State law confers automatic admissibility on the results of blood alcohol tests performed in accord with Wis. Stat. § 343.305, but does the plaintiff’s failure to show compliance with that statute render such results inadmissible?
No. State v. Zielke, 137 Wis.2d 39, 41, 403 N.W.2d 427 (1987). So, in this first-offense OWI jury trial, the lack of any evidence that the officer read the “Informing the Accused” form (sub. (4)) to the defendant does not require reversal.

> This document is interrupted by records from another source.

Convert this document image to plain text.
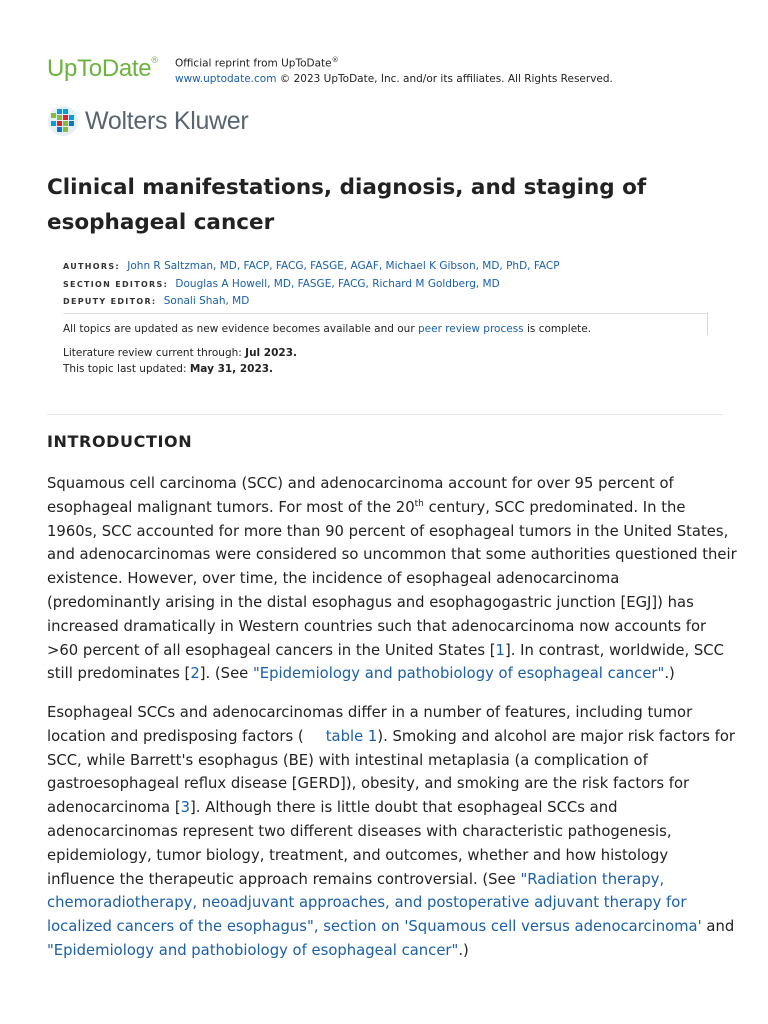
UpToDate® Official reprint from UpToDate®
www.uptodate.com © 2023 UpToDate, Inc. and/or its affiliates. All Rights Reserved.
Wolters Kluwer
Clinical manifestations, diagnosis, and staging of esophageal cancer
AUTHORS: John R Saltzman, MD, FACP, FACG, FASGE, AGAF, Michael K Gibson, MD, PhD, FACP
SECTION EDITORS: Douglas A Howell, MD, FASGE, FACG, Richard M Goldberg, MD
DEPUTY EDITOR: Sonali Shah, MD
All topics are updated as new evidence becomes available and our peer review process is complete.
Literature review current through: Jul 2023.
This topic last updated: May 31, 2023.
INTRODUCTION

Squamous cell carcinoma (SCC) and adenocarcinoma account for over 95 percent of esophageal malignant tumors. For most of the 20th century, SCC predominated. In the 1960s, SCC accounted for more than 90 percent of esophageal tumors in the United States, and adenocarcinomas were considered so uncommon that some authorities questioned their existence. However, over time, the incidence of esophageal adenocarcinoma (predominantly arising in the distal esophagus and esophagogastric junction [EGJ]) has increased dramatically in Western countries such that adenocarcinoma now accounts for >60 percent of all esophageal cancers in the United States [1]. In contrast, worldwide, SCC still predominates [2]. (See "Epidemiology and pathobiology of esophageal cancer".)

Esophageal SCCs and adenocarcinomas differ in a number of features, including tumor location and predisposing factors ( table 1). Smoking and alcohol are major risk factors for SCC, while Barrett's esophagus (BE) with intestinal metaplasia (a complication of gastroesophageal reflux disease [GERD]), obesity, and smoking are the risk factors for adenocarcinoma [3]. Although there is little doubt that esophageal SCCs and adenocarcinomas represent two different diseases with characteristic pathogenesis, epidemiology, tumor biology, treatment, and outcomes, whether and how histology influence the therapeutic approach remains controversial. (See "Radiation therapy, chemoradiotherapy, neoadjuvant approaches, and postoperative adjuvant therapy for localized cancers of the esophagus", section on 'Squamous cell versus adenocarcinoma' and "Epidemiology and pathobiology of esophageal cancer".)
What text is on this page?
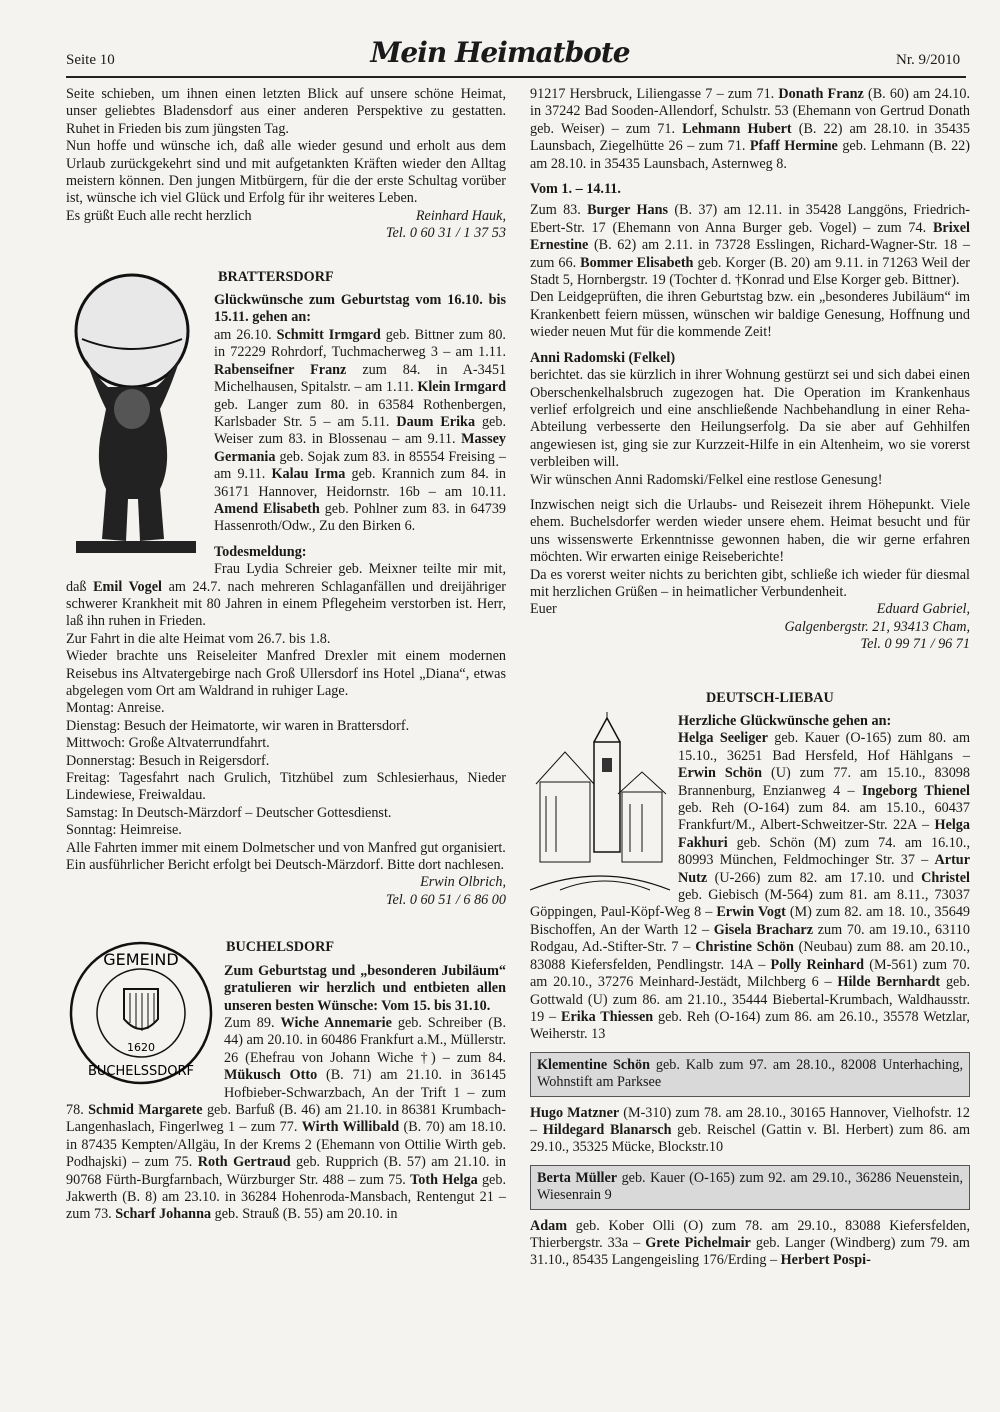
Seite 10	Mein Heimatbote	Nr. 9/2010

Seite schieben, um ihnen einen letzten Blick auf unsere schöne Heimat, unser geliebtes Bladensdorf aus einer anderen Perspektive zu gestatten. Ruhet in Frieden bis zum jüngsten Tag.

Nun hoffe und wünsche ich, daß alle wieder gesund und erholt aus dem Urlaub zurückgekehrt sind und mit aufgetankten Kräften wieder den Alltag meistern können. Den jungen Mitbürgern, für die der erste Schultag vorüber ist, wünsche ich viel Glück und Erfolg für ihr weiteres Leben.

Es grüßt Euch alle recht herzlich	Reinhard Hauk,

Tel. 0 60 31 / 1 37 53

BRATTERSDORF

Glückwünsche zum Geburtstag vom 16.10. bis 15.11. gehen an:

am 26.10. Schmitt Irmgard geb. Bittner zum 80. in 72229 Rohrdorf, Tuchmacherweg 3 – am 1.11. Rabenseifner Franz zum 84. in A-3451 Michelhausen, Spitalstr. – am 1.11. Klein Irmgard geb. Langer zum 80. in 63584 Rothenbergen, Karlsbader Str. 5 – am 5.11. Daum Erika geb. Weiser zum 83. in Blossenau – am 9.11. Massey Germania geb. Sojak zum 83. in 85554 Freising – am 9.11. Kalau Irma geb. Krannich zum 84. in 36171 Hannover, Heidornstr. 16b – am 10.11. Amend Elisabeth geb. Pohlner zum 83. in 64739 Hassenroth/Odw., Zu den Birken 6.

Todesmeldung:

Frau Lydia Schreier geb. Meixner teilte mir mit, daß Emil Vogel am 24.7. nach mehreren Schlaganfällen und dreijähriger schwerer Krankheit mit 80 Jahren in einem Pflegeheim verstorben ist. Herr, laß ihn ruhen in Frieden.

Zur Fahrt in die alte Heimat vom 26.7. bis 1.8.

Wieder brachte uns Reiseleiter Manfred Drexler mit einem modernen Reisebus ins Altvatergebirge nach Groß Ullersdorf ins Hotel „Diana“, etwas abgelegen vom Ort am Waldrand in ruhiger Lage.

Montag: Anreise.

Dienstag: Besuch der Heimatorte, wir waren in Brattersdorf.

Mittwoch: Große Altvaterrundfahrt.

Donnerstag: Besuch in Reigersdorf.

Freitag: Tagesfahrt nach Grulich, Titzhübel zum Schlesierhaus, Nieder Lindewiese, Freiwaldau.

Samstag: In Deutsch-Märzdorf – Deutscher Gottesdienst.

Sonntag: Heimreise.

Alle Fahrten immer mit einem Dolmetscher und von Manfred gut organisiert.

Ein ausführlicher Bericht erfolgt bei Deutsch-Märzdorf. Bitte dort nachlesen.

Erwin Olbrich,

Tel. 0 60 51 / 6 86 00

GEMEIND
1620
BUCHELSSDORF

BUCHELSDORF

Zum Geburtstag und „besonderen Jubiläum“ gratulieren wir herzlich und entbieten allen unseren besten Wünsche: Vom 15. bis 31.10.

Zum 89. Wiche Annemarie geb. Schreiber (B. 44) am 20.10. in 60486 Frankfurt a.M., Müllerstr. 26 (Ehefrau von Johann Wiche †) – zum 84. Mükusch Otto (B. 71) am 21.10. in 36145 Hofbieber-Schwarzbach, An der Trift 1 – zum 78. Schmid Margarete geb. Barfuß (B. 46) am 21.10. in 86381 Krumbach-Langenhaslach, Fingerlweg 1 – zum 77. Wirth Willibald (B. 70) am 18.10. in 87435 Kempten/Allgäu, In der Krems 2 (Ehemann von Ottilie Wirth geb. Podhajski) – zum 75. Roth Gertraud geb. Rupprich (B. 57) am 21.10. in 90768 Fürth-Burgfarnbach, Würzburger Str. 488 – zum 75. Toth Helga geb. Jakwerth (B. 8) am 23.10. in 36284 Hohenroda-Mansbach, Rentengut 21 – zum 73. Scharf Johanna geb. Strauß (B. 55) am 20.10. in

91217 Hersbruck, Liliengasse 7 – zum 71. Donath Franz (B. 60) am 24.10. in 37242 Bad Sooden-Allendorf, Schulstr. 53 (Ehemann von Gertrud Donath geb. Weiser) – zum 71. Lehmann Hubert (B. 22) am 28.10. in 35435 Launsbach, Ziegelhütte 26 – zum 71. Pfaff Hermine geb. Lehmann (B. 22) am 28.10. in 35435 Launsbach, Asternweg 8.

Vom 1. – 14.11.

Zum 83. Burger Hans (B. 37) am 12.11. in 35428 Langgöns, Friedrich-Ebert-Str. 17 (Ehemann von Anna Burger geb. Vogel) – zum 74. Brixel Ernestine (B. 62) am 2.11. in 73728 Esslingen, Richard-Wagner-Str. 18 – zum 66. Bommer Elisabeth geb. Korger (B. 20) am 9.11. in 71263 Weil der Stadt 5, Hornbergstr. 19 (Tochter d. †Konrad und Else Korger geb. Bittner).

Den Leidgeprüften, die ihren Geburtstag bzw. ein „besonderes Jubiläum“ im Krankenbett feiern müssen, wünschen wir baldige Genesung, Hoffnung und wieder neuen Mut für die kommende Zeit!

Anni Radomski (Felkel)

berichtet. das sie kürzlich in ihrer Wohnung gestürzt sei und sich dabei einen Oberschenkelhalsbruch zugezogen hat. Die Operation im Krankenhaus verlief erfolgreich und eine anschließende Nachbehandlung in einer Reha-Abteilung verbesserte den Heilungserfolg. Da sie aber auf Gehhilfen angewiesen ist, ging sie zur Kurzzeit-Hilfe in ein Altenheim, wo sie vorerst verbleiben will.

Wir wünschen Anni Radomski/Felkel eine restlose Genesung!

Inzwischen neigt sich die Urlaubs- und Reisezeit ihrem Höhepunkt. Viele ehem. Buchelsdorfer werden wieder unsere ehem. Heimat besucht und für uns wissenswerte Erkenntnisse gewonnen haben, die wir gerne erfahren möchten. Wir erwarten einige Reiseberichte!

Da es vorerst weiter nichts zu berichten gibt, schließe ich wieder für diesmal mit herzlichen Grüßen – in heimatlicher Verbundenheit.

Euer	Eduard Gabriel,

Galgenbergstr. 21, 93413 Cham,

Tel. 0 99 71 / 96 71

DEUTSCH-LIEBAU

Herzliche Glückwünsche gehen an:

Helga Seeliger geb. Kauer (O-165) zum 80. am 15.10., 36251 Bad Hersfeld, Hof Hählgans – Erwin Schön (U) zum 77. am 15.10., 83098 Brannenburg, Enzianweg 4 – Ingeborg Thienel geb. Reh (O-164) zum 84. am 15.10., 60437 Frankfurt/M., Albert-Schweitzer-Str. 22A – Helga Fakhuri geb. Schön (M) zum 74. am 16.10., 80993 München, Feldmochinger Str. 37 – Artur Nutz (U-266) zum 82. am 17.10. und Christel geb. Giebisch (M-564) zum 81. am 8.11., 73037 Göppingen, Paul-Köpf-Weg 8 – Erwin Vogt (M) zum 82. am 18. 10., 35649 Bischoffen, An der Warth 12 – Gisela Bracharz zum 70. am 19.10., 63110 Rodgau, Ad.-Stifter-Str. 7 – Christine Schön (Neubau) zum 88. am 20.10., 83088 Kiefersfelden, Pendlingstr. 14A – Polly Reinhard (M-561) zum 70. am 20.10., 37276 Meinhard-Jestädt, Milchberg 6 – Hilde Bernhardt geb. Gottwald (U) zum 86. am 21.10., 35444 Biebertal-Krumbach, Waldhausstr. 19 – Erika Thiessen geb. Reh (O-164) zum 86. am 26.10., 35578 Wetzlar, Weiherstr. 13

Klementine Schön geb. Kalb zum 97. am 28.10., 82008 Unterhaching, Wohnstift am Parksee

Hugo Matzner (M-310) zum 78. am 28.10., 30165 Hannover, Vielhofstr. 12 – Hildegard Blanarsch geb. Reischel (Gattin v. Bl. Herbert) zum 86. am 29.10., 35325 Mücke, Blockstr.10

Berta Müller geb. Kauer (O-165) zum 92. am 29.10., 36286 Neuenstein, Wiesenrain 9

Adam geb. Kober Olli (O) zum 78. am 29.10., 83088 Kiefersfelden, Thierbergstr. 33a – Grete Pichelmair geb. Langer (Windberg) zum 79. am 31.10., 85435 Langengeisling 176/Erding – Herbert Pospi-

In [Zielke], our supreme court stated that the “failure to advise the defendant as provided by the implied consent law affects the State’s position in a civil refusal proceeding and results in the loss of certain evidentiary benefits, e.g., automatic admissibility of results.” However, the supreme court further stated that the failure to comply with the implied consent law and the resulting loss of the automatic admissibility does not mean that the results are inadmissible in the separate and distinct prosecution for offenses involving intoxicated use of a vehicle. Id. at 51-52. The court in Zielke concluded that “if [the] evidence is otherwise constitutionally obtained, there is nothing in the implied consent law which renders it inadmissible.” Id. at 52.
But what about those “evidentiary benefits,” which besides automatic admissibility include a prima facie presumption of intoxication? Wis. Stat. § 885.235(1g)(c). Perhaps, absent a showing of compliance with § 343.305, it was error to instruct the jury that the test result alone could prove impairment?
Perhaps. But the appellate court does not address this issue, possibly because it finds defense counsel’s initial trial objection to the test results–“foundation” with no further explanation–did not adequately present the issue to the trial court. (¶¶7-8). It’s unclear from the briefs whether the defense objected to the jury instruction.